1 Department of Medicine University of Mississippi Medical Center Jackson MS.
2 Department of Data Sciences University of Mississippi Medical Center Jackson MS.
J Am Heart Assoc. 2019 Feb 5;8(3):e010674. doi: 10.1161/JAHA.118.010674.

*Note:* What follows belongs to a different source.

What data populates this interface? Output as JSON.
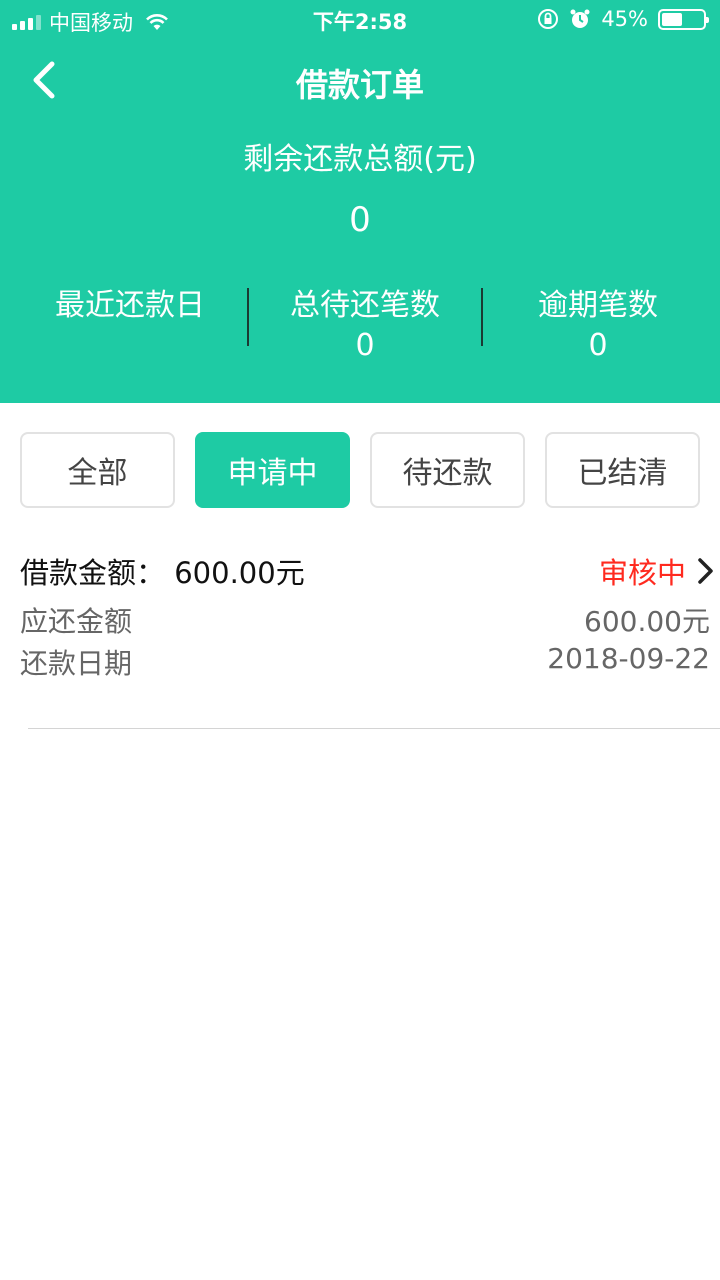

Background Prevalence of peripheral artery disease ( PAD ) is significantly higher among blacks as compared with non-Hispanic whites, but the role of cigarette smoking in PAD is understudied in blacks. We aimed to evaluate the relationship between cigarette smoking and PAD in blacks in the (JHS) Jackson Heart Study. Methods and Results JHS participants (n=5306) were classified by self-reported baseline smoking status into current, past (smoked at least 400 cigarettes/life), or never smokers. We examined multivariable logistic and robust linear regression models to estimate the associations between baseline smoking status, smoking intensity, and measures of subclinical PAD (ankle-brachial index [visit 1] and aortic calcium by computed tomography [visit 2]) to yield odds ratios and β-coefficients (estimated adjusted difference) to compare each smoking status with never smokers (reference group). There were 3579 (68%) never smokers, 986 (19%) past smokers, and 693 (13%) current smokers self-identified at baseline. After adjustment for covariates, current smokers had increased risk of ankle-brachial index <1 (odds ratio, 2.2, 95% CI, 1.5-3.3) and increased risk of abdominal aortic (odds ratio, 8.4, 95% CI, 5.8-12.0) and aortoiliac calcium (odds ratio, 9.6, 95% CI, 6.7-13.7). When stratifying by smoking intensity, those smoking more than 20 cigarettes daily (1 pack) had higher likelihood of subclinical PAD by all of these measures compared with lower-intensity use, suggesting a dose-dependent relationship. Conclusions In a large black cohort, cigarette smoking was associated with measures of subclinical PAD in a dose-dependent manner. These findings highlight the association between smoking and PAD in blacks and support further research exploring the impact of interventions on smoking cessation to reduce PAD in this population.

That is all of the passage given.